I am trying to make a simple scatterplot with Matplotlib. I am passing an Numpy array for x and another one for y:
df = df.to_numpy() # this was originally a pandas DataFrame
print(df)
plt.scatter(df[:,1], df[:,2])
plt.show()
The print outputs:
[['B' '-693.3127738066283' '19.14412552031358']
['B' '-1633.974496310751' '40.13395450795514']
['B' '-2010.8973373308845' '-37.64969595561755']
...
['R' '-1034.7669874549774' '-76.93110447814361']
['R' '745.6579736997674' '-51.74835753276244']
['R' '-1473.8940519681794' '-28.58246870754514']]
However, the plot outputs this:
To give a better view of what's happening, if I plot only the first three datapoints it looks like this:
So the x- and y- coordinates are being "plotted", but the axes have no meaningful scale or value. Why is this happening, and how can I make a regular scatterplot?

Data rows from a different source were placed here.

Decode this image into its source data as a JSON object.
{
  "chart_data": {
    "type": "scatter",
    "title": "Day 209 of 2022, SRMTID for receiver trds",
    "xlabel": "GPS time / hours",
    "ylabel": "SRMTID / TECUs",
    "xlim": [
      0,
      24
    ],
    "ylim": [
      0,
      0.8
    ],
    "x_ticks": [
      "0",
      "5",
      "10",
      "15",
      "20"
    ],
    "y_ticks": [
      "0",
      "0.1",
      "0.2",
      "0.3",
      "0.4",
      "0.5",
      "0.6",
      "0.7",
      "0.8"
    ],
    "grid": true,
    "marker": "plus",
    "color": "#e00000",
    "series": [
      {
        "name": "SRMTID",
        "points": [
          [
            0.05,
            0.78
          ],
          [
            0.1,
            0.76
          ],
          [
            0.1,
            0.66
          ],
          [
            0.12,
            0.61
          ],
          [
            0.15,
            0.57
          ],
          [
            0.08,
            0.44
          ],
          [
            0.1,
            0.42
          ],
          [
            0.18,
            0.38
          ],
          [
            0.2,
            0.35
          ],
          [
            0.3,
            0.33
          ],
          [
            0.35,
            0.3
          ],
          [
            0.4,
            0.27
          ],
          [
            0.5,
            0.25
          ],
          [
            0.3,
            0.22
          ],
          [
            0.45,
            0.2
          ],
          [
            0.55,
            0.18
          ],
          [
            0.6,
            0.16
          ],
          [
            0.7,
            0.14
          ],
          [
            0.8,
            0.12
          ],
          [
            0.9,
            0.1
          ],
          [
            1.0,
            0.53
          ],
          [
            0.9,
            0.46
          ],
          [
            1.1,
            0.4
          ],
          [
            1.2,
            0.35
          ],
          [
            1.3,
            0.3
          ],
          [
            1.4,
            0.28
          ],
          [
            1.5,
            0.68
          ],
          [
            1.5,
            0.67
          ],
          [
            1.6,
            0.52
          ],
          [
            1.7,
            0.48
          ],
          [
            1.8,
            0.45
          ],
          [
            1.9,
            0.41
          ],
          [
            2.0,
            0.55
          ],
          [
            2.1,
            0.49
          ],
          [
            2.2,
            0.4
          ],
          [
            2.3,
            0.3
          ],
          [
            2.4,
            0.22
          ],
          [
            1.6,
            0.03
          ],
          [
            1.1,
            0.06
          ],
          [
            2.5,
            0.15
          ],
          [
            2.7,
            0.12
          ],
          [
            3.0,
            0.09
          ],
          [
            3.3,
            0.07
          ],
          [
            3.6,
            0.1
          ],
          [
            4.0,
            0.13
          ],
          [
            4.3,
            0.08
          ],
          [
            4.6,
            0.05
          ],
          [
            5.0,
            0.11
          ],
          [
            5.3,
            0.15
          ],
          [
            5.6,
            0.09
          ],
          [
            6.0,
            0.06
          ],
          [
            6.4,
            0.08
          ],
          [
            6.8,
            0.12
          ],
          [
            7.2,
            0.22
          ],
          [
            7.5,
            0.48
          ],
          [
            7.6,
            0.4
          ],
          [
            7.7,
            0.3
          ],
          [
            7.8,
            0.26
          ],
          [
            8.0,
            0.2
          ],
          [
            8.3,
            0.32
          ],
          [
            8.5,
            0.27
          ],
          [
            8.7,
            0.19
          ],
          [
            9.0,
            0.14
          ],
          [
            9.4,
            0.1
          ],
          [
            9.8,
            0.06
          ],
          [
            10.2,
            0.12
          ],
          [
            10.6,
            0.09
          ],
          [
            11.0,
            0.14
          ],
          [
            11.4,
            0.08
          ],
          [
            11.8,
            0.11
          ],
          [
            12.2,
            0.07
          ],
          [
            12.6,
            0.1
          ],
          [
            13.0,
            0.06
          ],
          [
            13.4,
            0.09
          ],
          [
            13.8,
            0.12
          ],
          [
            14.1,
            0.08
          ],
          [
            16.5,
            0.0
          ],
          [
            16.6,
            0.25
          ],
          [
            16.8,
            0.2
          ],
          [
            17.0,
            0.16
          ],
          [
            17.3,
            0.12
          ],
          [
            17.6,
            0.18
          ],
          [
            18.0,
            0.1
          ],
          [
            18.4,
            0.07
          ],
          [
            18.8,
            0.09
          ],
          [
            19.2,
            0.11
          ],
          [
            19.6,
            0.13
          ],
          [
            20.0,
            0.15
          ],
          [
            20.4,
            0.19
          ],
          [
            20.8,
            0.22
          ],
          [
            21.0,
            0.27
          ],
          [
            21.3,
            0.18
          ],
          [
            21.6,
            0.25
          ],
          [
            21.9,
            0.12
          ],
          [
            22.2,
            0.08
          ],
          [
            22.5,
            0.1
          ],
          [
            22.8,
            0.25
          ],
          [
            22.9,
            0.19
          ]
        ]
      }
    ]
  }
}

CodePudding user response:
As you can see from your prints, df
contains only strings. matplotlib
has no idea what to do with them.
Change:
plt.scatter(df[:,1], df[:,2])
With:
plt.scatter(df[:,1].astype(float), df[:,2].astype(float))
What it does is converting the arrays to numeric types with which matplotlib
knows how to deal. Of course, this is assuming the arrays contain strings representing valid numbers only.